The Rising Barcode Security Threat

eldavojohn writes "As more and more businesses become dependent on barcodes, people are pointing out common problems involving the security of one- or two-dimensional barcode software. You might scoff at this as a highly unlikely hacking platform but from the article, 'FX tested the access system of an automatically operated DVD hire shop near his home. This actually demanded a biometric check as well, but he simply refused it. There remained a membership card with barcode, membership number and PIN. After studying the significance of the bar sequences and the linear digit combinations underneath, FX managed to obtain DVDs that other clients had already paid for, but had not yet taken away. Automated attacks on systems were also possible, he claimed. But you had to remember not to use your own membership number.' The article also points out that boarding passes work on this basis — with something like GNU Barcode software and a template of printed out tickets, one might be able to take some nice vacations."

Re:This is a fairly obvious vector

[schon]

Maybe I'm missing something salient, but all this says is if you change the membership number provided to the system, the system will use that instead of any other. Yes, you are missing something. And it's significant becaose of this:

instead of the number being provided via a keyboard, it's provided via a barcode. Yes, and the people operating the machines that read these codes trust them.

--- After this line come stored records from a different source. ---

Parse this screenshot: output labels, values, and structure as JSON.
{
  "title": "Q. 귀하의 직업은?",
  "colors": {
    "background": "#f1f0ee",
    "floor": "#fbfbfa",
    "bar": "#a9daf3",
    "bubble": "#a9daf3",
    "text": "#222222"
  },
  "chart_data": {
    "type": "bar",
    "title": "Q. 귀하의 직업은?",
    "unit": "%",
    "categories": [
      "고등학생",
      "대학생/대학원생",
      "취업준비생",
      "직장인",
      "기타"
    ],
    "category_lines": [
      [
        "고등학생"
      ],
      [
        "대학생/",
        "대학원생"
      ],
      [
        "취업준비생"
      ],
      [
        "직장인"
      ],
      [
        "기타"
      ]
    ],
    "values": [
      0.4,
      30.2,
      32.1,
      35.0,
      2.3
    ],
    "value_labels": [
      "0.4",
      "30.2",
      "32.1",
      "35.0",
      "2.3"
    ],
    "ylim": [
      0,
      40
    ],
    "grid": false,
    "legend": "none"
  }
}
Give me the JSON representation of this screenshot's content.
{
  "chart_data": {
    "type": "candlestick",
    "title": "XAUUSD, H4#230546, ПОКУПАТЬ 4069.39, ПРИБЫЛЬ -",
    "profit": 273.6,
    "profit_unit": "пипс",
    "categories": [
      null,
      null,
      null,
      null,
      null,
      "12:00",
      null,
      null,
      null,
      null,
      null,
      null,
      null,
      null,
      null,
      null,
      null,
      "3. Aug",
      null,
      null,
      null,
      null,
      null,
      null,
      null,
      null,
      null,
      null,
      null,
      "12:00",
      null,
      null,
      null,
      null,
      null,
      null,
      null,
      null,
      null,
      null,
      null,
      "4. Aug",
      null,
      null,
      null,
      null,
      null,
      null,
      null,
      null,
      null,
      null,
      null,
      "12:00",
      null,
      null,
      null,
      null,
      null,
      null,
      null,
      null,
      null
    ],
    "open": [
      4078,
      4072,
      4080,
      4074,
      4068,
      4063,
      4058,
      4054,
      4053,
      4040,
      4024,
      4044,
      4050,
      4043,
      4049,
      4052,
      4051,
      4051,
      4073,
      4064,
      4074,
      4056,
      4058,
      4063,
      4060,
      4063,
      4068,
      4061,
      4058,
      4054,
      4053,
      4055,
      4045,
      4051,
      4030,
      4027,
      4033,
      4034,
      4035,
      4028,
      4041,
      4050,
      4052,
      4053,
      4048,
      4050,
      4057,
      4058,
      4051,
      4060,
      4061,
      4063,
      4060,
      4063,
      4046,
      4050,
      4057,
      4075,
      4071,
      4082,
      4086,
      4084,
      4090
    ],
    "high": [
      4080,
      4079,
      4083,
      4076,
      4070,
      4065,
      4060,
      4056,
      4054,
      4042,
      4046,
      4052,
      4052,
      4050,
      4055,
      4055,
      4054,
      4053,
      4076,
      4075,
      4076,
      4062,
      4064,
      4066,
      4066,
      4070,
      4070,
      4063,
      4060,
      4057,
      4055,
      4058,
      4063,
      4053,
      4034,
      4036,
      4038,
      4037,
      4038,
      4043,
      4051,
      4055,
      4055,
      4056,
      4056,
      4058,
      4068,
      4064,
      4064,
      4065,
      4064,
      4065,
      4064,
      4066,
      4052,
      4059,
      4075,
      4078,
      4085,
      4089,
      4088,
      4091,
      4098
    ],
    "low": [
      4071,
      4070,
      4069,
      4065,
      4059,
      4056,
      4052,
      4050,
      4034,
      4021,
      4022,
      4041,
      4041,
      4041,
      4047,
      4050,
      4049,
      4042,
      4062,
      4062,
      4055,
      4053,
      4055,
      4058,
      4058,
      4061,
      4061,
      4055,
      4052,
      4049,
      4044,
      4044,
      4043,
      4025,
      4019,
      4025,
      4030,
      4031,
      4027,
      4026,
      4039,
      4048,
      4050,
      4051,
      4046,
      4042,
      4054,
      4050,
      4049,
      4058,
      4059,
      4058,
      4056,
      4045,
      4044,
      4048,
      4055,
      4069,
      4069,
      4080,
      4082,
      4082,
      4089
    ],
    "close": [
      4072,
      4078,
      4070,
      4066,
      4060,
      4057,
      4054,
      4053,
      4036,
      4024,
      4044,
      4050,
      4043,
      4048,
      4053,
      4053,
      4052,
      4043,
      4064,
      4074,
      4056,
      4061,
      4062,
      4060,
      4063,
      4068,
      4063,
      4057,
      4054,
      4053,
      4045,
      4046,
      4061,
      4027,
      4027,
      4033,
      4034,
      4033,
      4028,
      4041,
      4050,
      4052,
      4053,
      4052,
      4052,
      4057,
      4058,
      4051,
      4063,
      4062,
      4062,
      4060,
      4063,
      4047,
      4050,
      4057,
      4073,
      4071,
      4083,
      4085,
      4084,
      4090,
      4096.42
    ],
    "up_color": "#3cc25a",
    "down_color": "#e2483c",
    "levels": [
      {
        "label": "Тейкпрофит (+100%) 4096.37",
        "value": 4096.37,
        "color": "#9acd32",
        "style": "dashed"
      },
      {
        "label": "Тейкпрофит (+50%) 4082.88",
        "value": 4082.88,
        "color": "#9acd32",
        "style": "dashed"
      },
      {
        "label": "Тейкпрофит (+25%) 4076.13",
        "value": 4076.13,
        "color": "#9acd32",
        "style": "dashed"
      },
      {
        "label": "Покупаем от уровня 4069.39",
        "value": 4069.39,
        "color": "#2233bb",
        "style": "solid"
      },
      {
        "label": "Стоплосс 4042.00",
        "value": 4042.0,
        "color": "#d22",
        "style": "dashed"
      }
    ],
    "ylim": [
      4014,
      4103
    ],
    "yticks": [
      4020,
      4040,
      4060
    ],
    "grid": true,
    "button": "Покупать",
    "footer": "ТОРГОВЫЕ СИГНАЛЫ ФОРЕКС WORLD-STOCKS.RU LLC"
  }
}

Think about this: you go somewhere that uses ID/membership cards with barcodes on it. Salesdrone asks for your card. If you just give them the number verbally and are security-minded, they'll probably ask for ID. However if you provide the card, they won't, because they the card *is* the ID.

Non-technical people don't understand how barcodes work, so they assume that nobody else does either. So if nobody else understands it, then it can't be forged.